10 Amazing Christmas Tree Facts
The Christmas tree is an iconic tradition of modern Christmas culture. It is a symbol of the Christian holiday season known as Christmas and graces homes and offices all over the world.
Did you know that legend has it that the German 16th century protestant reformer, Martin Luther, placed the first candles on an evergreen tree in his home. And nearly four hundred years later, the first Christmas tree farm was started in 1901 with the planting of 25,000 Norway spruce trees on a farm in New Jersey.
Check out ten more facts about this Christmas tradition.
10 Christmas Tree Facts
- Germany is credited with starting the modern Christmas tree tradition as we now know it in the 16th century when devout Christians brought decorated trees into their homes.
- However, Christmas trees predate Christianity by centuries with the ancient Romans decorating trees with small pieces of metal during the winter festival of Saturnalia, in honour of their god of agriculture, Saturnus.
- A tree is prominently displayed in Trafalgar Square from the beginning of December until the 6th of January each year. This is an annual gift from the people of Norway since 1947 in gratitude to their British allies after the Second World War.
The tree is typically a 50 to 60-year-old Norway spruce, generally over 20 metres tall.
- When Germans moved to other countries they took their Christmas tree tradition with them, notably to England.

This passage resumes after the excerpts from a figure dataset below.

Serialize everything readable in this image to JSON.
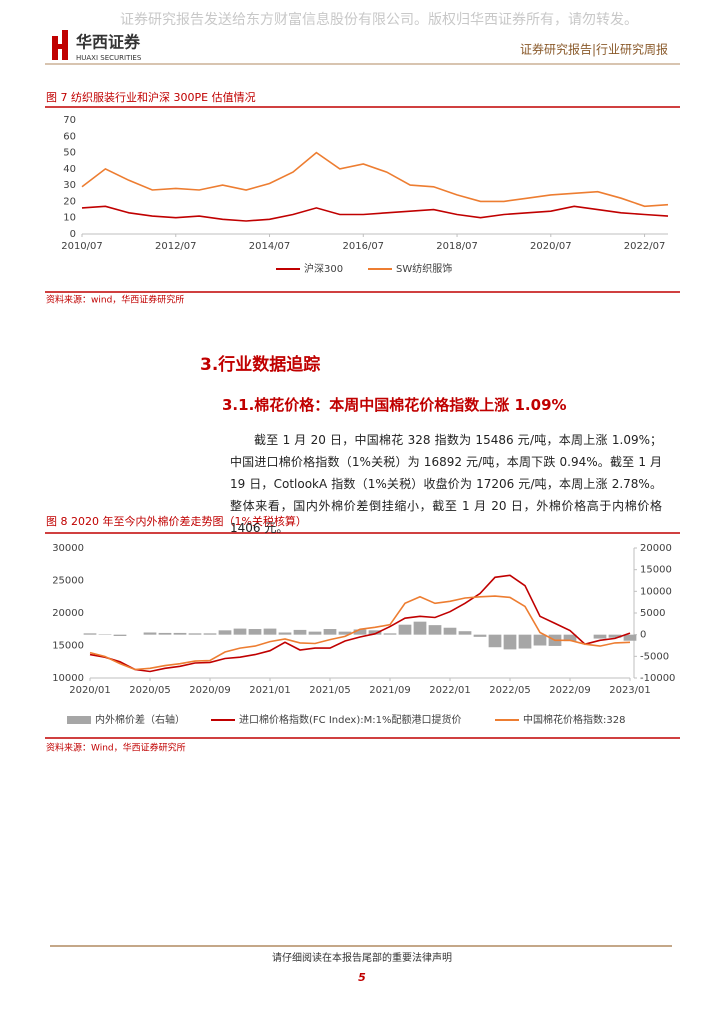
{
  "header": {
    "watermark": "证券研究报告发送给东方财富信息股份有限公司。版权归华西证券所有，请勿转发。",
    "logo_cn": "华西证券",
    "logo_en": "HUAXI SECURITIES",
    "section": "证券研究报告|行业研究周报"
  },
  "figure7": {
    "caption": "图 7  纺织服装行业和沪深 300PE 估值情况",
    "source": "资料来源：wind，华西证券研究所",
    "chart_data": {
      "type": "line",
      "x": [
        "2010/07",
        "2011/01",
        "2011/07",
        "2012/01",
        "2012/07",
        "2013/01",
        "2013/07",
        "2014/01",
        "2014/07",
        "2015/01",
        "2015/07",
        "2016/01",
        "2016/07",
        "2017/01",
        "2017/07",
        "2018/01",
        "2018/07",
        "2019/01",
        "2019/07",
        "2020/01",
        "2020/07",
        "2021/01",
        "2021/07",
        "2022/01",
        "2022/07",
        "2023/01"
      ],
      "xticks": [
        "2010/07",
        "2012/07",
        "2014/07",
        "2016/07",
        "2018/07",
        "2020/07",
        "2022/07"
      ],
      "ylim": [
        0,
        70
      ],
      "yticks": [
        0,
        10,
        20,
        30,
        40,
        50,
        60,
        70
      ],
      "grid": false,
      "legend": "bottom",
      "series": [
        {
          "name": "沪深300",
          "color": "#c00000",
          "values": [
            16,
            17,
            13,
            11,
            10,
            11,
            9,
            8,
            9,
            12,
            16,
            12,
            12,
            13,
            14,
            15,
            12,
            10,
            12,
            13,
            14,
            17,
            15,
            13,
            12,
            11
          ]
        },
        {
          "name": "SW纺织服饰",
          "color": "#ed7d31",
          "values": [
            29,
            40,
            33,
            27,
            28,
            27,
            30,
            27,
            31,
            38,
            50,
            40,
            43,
            38,
            30,
            29,
            24,
            20,
            20,
            22,
            24,
            25,
            26,
            22,
            17,
            18
          ]
        }
      ]
    }
  },
  "heading1": "3.行业数据追踪",
  "heading2": "3.1.棉花价格：本周中国棉花价格指数上涨 1.09%",
  "paragraph": "截至 1 月 20 日，中国棉花 328 指数为 15486 元/吨，本周上涨 1.09%；中国进口棉价格指数（1%关税）为 16892 元/吨，本周下跌 0.94%。截至 1 月 19 日，CotlookA 指数（1%关税）收盘价为 17206 元/吨，本周上涨 2.78%。整体来看，国内外棉价差倒挂缩小，截至 1 月 20 日，外棉价格高于内棉价格 1406 元。",
  "figure8": {
    "caption": "图 8  2020 年至今内外棉价差走势图（1%关税核算）",
    "source": "资料来源：Wind，华西证券研究所",
    "chart_data": {
      "type": "line",
      "x": [
        "2020/01",
        "2020/02",
        "2020/03",
        "2020/04",
        "2020/05",
        "2020/06",
        "2020/07",
        "2020/08",
        "2020/09",
        "2020/10",
        "2020/11",
        "2020/12",
        "2021/01",
        "2021/02",
        "2021/03",
        "2021/04",
        "2021/05",
        "2021/06",
        "2021/07",
        "2021/08",
        "2021/09",
        "2021/10",
        "2021/11",
        "2021/12",
        "2022/01",
        "2022/02",
        "2022/03",
        "2022/04",
        "2022/05",
        "2022/06",
        "2022/07",
        "2022/08",
        "2022/09",
        "2022/10",
        "2022/11",
        "2022/12",
        "2023/01"
      ],
      "xticks": [
        "2020/01",
        "2020/05",
        "2020/09",
        "2021/01",
        "2021/05",
        "2021/09",
        "2022/01",
        "2022/05",
        "2022/09",
        "2023/01"
      ],
      "ylim": [
        10000,
        30000
      ],
      "yticks": [
        10000,
        15000,
        20000,
        25000,
        30000
      ],
      "y2lim": [
        -10000,
        20000
      ],
      "y2ticks": [
        -10000,
        -5000,
        0,
        5000,
        10000,
        15000,
        20000
      ],
      "grid": false,
      "legend": "bottom",
      "series": [
        {
          "name": "内外棉价差（右轴）",
          "type": "bar",
          "axis": "y2",
          "color": "#a6a6a6",
          "values": [
            300,
            100,
            -300,
            0,
            500,
            400,
            400,
            300,
            300,
            1000,
            1400,
            1300,
            1400,
            500,
            1100,
            700,
            1300,
            700,
            1200,
            1000,
            300,
            2300,
            3000,
            2200,
            1600,
            800,
            -500,
            -2900,
            -3400,
            -3200,
            -2500,
            -2600,
            -1500,
            0,
            -900,
            -700,
            -1400
          ]
        },
        {
          "name": "进口棉价格指数(FC Index):M:1%配额港口提货价",
          "color": "#c00000",
          "values": [
            13600,
            13200,
            12500,
            11300,
            11000,
            11500,
            11800,
            12300,
            12400,
            13000,
            13200,
            13600,
            14200,
            15500,
            14300,
            14600,
            14600,
            15700,
            16300,
            16800,
            17900,
            19200,
            19500,
            19300,
            20200,
            21500,
            23000,
            25500,
            25800,
            24200,
            19500,
            18400,
            17300,
            15200,
            15800,
            16100,
            16900
          ]
        },
        {
          "name": "中国棉花价格指数:328",
          "color": "#ed7d31",
          "values": [
            13900,
            13300,
            12200,
            11300,
            11500,
            11900,
            12200,
            12600,
            12700,
            14000,
            14600,
            14900,
            15600,
            16000,
            15400,
            15300,
            15900,
            16400,
            17500,
            17800,
            18200,
            21500,
            22500,
            21500,
            21800,
            22300,
            22500,
            22600,
            22400,
            21000,
            17000,
            15800,
            15800,
            15200,
            14900,
            15400,
            15500
          ]
        }
      ]
    }
  },
  "footer": {
    "notice": "请仔细阅读在本报告尾部的重要法律声明",
    "page": "5"
  }
}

The German-born wife of King George III, Charlotte, had trees decorated for Christmas in the 1790s. However, it was Queen Victoria and her German-born husband, Prince Albert, who popularized the tradition among the British by making Christmas trees a prominent part of the holiday’s festivities. An illustration of the royal family around a decorated tree appeared in a London newspaper in 1848, popularising Christmas trees in British homes. - The first written record of a decorated Christmas Tree comes from Riga, Latvia in 1510. Men of the local merchants’ guild decorated a tree with artificial roses, danced around it in the marketplace and then set fire to it.

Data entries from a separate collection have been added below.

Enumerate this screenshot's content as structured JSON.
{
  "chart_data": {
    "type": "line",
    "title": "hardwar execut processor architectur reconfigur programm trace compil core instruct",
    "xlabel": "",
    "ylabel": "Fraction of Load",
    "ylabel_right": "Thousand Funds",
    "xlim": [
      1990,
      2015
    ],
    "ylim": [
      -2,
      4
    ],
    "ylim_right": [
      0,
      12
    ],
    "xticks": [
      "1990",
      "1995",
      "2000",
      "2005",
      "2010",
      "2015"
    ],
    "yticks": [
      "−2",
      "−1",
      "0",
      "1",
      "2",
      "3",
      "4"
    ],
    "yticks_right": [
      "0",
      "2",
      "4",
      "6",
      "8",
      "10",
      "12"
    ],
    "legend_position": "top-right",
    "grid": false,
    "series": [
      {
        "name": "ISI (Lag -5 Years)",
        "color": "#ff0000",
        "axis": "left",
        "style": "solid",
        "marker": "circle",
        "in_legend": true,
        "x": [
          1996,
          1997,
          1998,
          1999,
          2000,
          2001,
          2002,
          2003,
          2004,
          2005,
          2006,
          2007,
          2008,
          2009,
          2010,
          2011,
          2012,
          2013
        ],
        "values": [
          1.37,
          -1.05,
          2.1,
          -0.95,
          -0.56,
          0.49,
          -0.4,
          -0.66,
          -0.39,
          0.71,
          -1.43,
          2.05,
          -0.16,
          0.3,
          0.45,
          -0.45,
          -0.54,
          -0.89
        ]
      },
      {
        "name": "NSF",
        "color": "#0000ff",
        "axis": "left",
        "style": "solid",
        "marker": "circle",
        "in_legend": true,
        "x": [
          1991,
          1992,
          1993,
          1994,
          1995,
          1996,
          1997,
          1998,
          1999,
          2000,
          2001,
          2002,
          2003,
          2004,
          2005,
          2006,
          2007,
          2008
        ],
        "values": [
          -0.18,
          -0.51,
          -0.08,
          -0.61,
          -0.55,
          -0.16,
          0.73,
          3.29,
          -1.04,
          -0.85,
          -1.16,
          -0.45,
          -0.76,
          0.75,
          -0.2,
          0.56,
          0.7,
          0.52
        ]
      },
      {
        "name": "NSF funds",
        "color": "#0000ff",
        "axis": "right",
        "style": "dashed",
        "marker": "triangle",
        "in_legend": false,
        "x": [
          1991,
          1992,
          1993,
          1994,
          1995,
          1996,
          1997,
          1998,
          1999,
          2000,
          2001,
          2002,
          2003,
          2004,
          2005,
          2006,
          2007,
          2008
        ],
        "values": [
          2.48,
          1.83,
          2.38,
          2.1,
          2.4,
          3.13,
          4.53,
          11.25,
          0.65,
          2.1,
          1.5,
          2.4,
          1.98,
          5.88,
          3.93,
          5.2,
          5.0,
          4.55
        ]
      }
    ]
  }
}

- By the 1890s the American department store Woolworths was selling 25 million dollars of German-imported ornaments made of hand-blown glass and lead to decorate the first trees in American homes.
- A Christmas Tree is a short book by Charles Dickens which was published in 1850, seven years after A Christmas Carol.
The opening lines:
I have been looking on, this evening, at a merry company of children assembled round that pretty German toy, a Christmas Tree. The tree was planted in the middle of a great round table, and towered high above their heads. It was brilliantly lighted by a multitude of little tapers; and everywhere sparkled and glittered with bright objects. - The species Nordman Fir is the most popular Christmas tree in the UK. It is an excellent needle retaining tree due to it being a non-needle drop variety and has strong branches which grow into an attractive and compact shape.

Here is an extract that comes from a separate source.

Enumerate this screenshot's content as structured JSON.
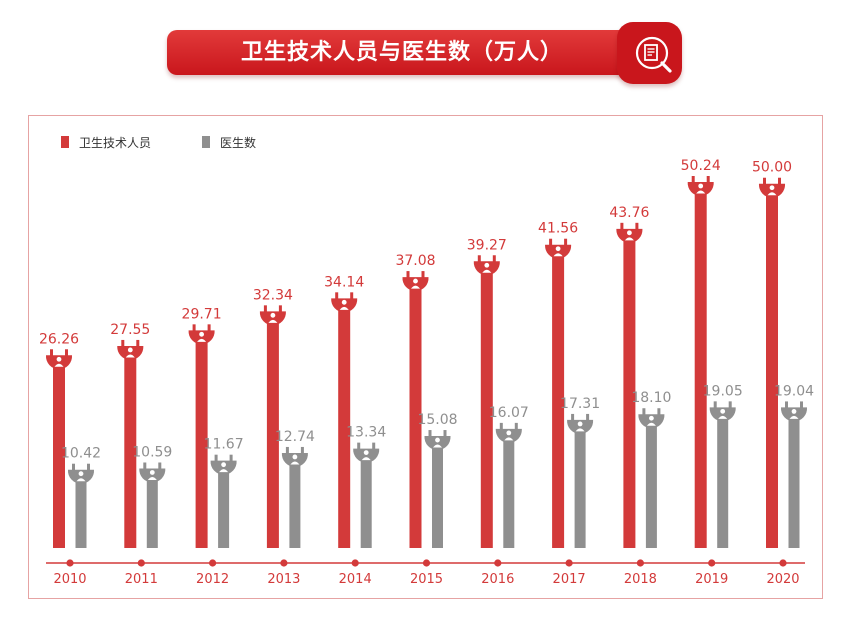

Known for its full shape and hardiness to survive being cut and shipped across long distances, the Fraser fir is considered the most popular and top-selling Christmas tree in North America. - Artificial aluminium Christmas trees were popular in the United States from 1958 until the mid-1960s. These aluminium trees featured foil needles and were illuminated from below via a rotating colour wheel.
- A star or angel might be placed at the top of a Christmas tree to represent the Star of Bethlehem or the Angel Gabriel, from the Nativity.